HAVING done the walk to the top of Mt Warning to watch the sunrise, I know how spectacular and what a special place it can be.
So I understand the attraction that led two people to camp there overnight on Monday.
Unfortunately, that decision cost a man his life and put a woman in hospital after a vicious lightning storm struck the Northern Rivers.
There were over 6,603 lightning strikes over the region in a 24 hour period and I could not think of a more exposed and dangerous place to be than at the top of Mt Warning during a thunderstorm.
This is the fourth serious event on Mt Warning this year.
Although the walk and track are not that difficult for a reasonably fit person to negotiate, conditions can close out very easily making it impossible for a rescue helicopter to assist.
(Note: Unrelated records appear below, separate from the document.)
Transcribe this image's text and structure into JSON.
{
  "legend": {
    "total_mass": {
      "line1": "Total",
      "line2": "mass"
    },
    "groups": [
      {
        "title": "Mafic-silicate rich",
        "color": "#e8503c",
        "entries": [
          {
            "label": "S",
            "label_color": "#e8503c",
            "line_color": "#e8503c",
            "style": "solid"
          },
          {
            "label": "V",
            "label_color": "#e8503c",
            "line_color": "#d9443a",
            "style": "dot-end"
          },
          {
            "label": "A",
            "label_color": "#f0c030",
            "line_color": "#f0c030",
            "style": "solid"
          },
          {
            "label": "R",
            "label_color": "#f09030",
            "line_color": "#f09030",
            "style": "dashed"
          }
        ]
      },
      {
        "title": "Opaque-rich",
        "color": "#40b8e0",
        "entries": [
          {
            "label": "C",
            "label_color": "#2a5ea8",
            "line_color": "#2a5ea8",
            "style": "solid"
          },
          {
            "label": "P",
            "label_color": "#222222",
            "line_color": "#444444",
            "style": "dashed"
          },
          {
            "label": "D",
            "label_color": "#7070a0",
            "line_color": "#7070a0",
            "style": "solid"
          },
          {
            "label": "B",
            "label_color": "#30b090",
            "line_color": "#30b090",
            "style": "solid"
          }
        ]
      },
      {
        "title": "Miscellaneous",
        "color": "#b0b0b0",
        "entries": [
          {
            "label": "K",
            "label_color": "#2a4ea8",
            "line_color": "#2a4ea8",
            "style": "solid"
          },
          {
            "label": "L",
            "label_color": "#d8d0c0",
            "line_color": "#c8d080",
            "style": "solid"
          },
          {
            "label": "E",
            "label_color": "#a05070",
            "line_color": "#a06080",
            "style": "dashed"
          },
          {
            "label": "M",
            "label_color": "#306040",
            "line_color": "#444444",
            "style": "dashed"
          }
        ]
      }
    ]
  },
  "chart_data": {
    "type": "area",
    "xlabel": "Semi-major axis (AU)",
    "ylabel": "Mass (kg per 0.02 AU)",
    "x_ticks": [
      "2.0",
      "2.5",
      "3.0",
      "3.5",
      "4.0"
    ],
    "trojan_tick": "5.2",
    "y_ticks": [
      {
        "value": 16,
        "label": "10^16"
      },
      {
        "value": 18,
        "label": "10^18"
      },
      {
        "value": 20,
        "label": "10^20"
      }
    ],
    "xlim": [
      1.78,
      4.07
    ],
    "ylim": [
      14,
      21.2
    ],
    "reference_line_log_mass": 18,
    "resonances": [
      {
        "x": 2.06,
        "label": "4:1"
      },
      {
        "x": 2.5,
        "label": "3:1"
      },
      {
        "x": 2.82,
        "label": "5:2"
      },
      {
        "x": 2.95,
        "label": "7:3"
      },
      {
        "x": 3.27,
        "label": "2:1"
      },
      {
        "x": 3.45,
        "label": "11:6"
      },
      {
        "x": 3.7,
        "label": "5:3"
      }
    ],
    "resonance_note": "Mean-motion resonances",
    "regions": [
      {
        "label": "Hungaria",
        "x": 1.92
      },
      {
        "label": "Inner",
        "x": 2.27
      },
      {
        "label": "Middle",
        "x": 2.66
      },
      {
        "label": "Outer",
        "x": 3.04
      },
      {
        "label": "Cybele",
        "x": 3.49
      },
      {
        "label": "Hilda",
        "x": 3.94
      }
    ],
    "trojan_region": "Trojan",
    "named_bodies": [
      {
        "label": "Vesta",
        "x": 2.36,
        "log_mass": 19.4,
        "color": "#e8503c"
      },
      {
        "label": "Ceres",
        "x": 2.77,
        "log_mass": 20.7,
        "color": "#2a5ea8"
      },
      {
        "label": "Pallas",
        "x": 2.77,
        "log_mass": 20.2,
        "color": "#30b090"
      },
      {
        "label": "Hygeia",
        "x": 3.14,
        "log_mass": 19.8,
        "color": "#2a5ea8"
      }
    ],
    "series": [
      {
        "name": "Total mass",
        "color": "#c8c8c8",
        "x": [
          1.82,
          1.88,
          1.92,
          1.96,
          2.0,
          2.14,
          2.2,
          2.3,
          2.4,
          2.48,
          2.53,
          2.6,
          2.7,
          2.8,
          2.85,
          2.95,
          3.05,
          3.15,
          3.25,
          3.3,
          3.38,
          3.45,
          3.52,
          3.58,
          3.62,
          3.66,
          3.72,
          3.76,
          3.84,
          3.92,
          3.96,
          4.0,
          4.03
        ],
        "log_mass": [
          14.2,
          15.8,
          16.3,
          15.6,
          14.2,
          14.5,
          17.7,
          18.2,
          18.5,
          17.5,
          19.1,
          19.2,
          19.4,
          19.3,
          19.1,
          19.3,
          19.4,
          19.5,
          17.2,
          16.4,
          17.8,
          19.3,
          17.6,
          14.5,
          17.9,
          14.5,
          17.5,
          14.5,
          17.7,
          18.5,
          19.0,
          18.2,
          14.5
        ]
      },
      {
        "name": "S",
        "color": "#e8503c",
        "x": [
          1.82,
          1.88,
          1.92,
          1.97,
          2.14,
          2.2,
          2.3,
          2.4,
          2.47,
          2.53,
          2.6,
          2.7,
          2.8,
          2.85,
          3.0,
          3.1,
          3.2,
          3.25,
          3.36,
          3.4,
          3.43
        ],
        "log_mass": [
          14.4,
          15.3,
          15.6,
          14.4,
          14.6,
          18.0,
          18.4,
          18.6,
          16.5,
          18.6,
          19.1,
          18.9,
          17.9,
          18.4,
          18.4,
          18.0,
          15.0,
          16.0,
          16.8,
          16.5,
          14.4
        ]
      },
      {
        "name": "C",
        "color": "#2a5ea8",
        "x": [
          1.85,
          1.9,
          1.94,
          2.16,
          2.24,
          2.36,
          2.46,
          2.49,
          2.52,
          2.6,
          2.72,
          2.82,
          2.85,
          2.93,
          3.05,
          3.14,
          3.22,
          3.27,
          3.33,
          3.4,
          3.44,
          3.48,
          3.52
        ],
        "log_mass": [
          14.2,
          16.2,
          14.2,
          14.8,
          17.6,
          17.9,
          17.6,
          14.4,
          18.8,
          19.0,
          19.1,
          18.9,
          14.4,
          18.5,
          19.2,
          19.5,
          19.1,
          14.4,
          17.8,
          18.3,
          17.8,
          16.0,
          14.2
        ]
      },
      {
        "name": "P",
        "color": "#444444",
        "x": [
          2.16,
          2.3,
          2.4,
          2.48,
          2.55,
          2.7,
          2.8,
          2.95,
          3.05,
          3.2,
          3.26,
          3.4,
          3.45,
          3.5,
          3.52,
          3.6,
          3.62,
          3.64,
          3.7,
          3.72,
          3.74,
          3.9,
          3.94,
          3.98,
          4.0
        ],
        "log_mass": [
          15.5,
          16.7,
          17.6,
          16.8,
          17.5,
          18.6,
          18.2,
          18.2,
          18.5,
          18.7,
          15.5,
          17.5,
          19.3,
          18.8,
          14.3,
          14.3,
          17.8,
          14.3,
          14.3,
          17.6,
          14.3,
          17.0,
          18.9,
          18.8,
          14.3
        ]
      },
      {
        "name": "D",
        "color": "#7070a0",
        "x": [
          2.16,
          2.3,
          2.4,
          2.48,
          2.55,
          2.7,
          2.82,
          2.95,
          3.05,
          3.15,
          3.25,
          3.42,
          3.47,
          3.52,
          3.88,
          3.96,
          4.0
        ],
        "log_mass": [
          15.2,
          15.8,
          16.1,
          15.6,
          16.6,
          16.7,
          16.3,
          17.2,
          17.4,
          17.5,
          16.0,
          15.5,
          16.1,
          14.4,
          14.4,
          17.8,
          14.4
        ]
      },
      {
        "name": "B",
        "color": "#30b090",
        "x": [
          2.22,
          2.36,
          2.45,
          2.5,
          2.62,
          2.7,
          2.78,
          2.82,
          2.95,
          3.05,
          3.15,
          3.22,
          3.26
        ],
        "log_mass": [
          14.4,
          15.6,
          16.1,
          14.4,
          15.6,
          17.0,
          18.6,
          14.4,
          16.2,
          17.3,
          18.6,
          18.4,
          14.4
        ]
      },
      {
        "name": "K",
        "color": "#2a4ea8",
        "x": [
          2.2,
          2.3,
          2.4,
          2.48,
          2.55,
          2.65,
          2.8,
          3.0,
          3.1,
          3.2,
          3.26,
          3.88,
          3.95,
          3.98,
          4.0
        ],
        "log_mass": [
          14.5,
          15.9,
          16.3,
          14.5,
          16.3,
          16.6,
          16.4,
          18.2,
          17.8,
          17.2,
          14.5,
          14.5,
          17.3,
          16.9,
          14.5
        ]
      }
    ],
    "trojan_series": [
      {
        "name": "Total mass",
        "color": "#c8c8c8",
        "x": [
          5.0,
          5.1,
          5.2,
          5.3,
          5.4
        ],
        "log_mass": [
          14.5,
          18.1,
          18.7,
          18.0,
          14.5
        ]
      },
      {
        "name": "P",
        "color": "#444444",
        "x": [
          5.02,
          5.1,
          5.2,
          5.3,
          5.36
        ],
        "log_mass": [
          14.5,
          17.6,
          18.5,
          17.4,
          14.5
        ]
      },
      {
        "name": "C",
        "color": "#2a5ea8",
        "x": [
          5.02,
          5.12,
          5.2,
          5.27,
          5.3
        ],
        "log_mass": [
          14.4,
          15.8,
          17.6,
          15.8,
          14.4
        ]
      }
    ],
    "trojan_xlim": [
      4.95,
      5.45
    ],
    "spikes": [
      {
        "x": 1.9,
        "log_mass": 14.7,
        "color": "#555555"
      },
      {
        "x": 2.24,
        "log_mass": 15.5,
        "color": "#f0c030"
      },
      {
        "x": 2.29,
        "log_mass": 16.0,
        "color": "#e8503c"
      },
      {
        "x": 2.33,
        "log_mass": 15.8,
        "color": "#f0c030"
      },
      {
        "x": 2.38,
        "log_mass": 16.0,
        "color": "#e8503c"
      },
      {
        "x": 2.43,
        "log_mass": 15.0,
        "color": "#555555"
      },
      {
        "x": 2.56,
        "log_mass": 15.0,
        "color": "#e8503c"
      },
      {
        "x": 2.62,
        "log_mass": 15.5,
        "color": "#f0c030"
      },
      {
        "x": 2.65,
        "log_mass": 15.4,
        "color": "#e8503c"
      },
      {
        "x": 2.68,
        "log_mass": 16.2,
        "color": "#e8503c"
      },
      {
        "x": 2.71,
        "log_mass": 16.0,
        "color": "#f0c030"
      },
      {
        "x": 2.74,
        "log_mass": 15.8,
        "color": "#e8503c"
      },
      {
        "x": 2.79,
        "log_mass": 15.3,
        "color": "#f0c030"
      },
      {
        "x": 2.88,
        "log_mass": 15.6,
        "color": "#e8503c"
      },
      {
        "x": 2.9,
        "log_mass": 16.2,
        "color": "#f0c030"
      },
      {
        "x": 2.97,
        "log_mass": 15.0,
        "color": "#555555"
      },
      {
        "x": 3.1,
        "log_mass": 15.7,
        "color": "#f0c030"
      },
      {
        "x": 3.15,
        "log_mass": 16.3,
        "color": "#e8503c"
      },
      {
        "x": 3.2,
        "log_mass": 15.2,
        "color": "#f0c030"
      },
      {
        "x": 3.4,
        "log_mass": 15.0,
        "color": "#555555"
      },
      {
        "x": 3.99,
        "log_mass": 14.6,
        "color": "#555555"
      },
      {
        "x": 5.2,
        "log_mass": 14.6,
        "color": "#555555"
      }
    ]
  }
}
It then means a long walk in and a long walk out for emergency service personnel and a tricky rescue situation.
Mobile phones don't work terribly well up there, which makes rescuing people doubly difficult as someone has to hike out to alert the authorities.
In winter the track can become tricky to negotiate if you leave it too late and darkness falls.
It's also not really suitable for very young children as it's a reasonably solid half day trip up and back and involves some scrambling over steep rocks to reach the summit.
While most people wouldn't want Mt Warning to be closed, this latest tragedy has to be a cautionary tale.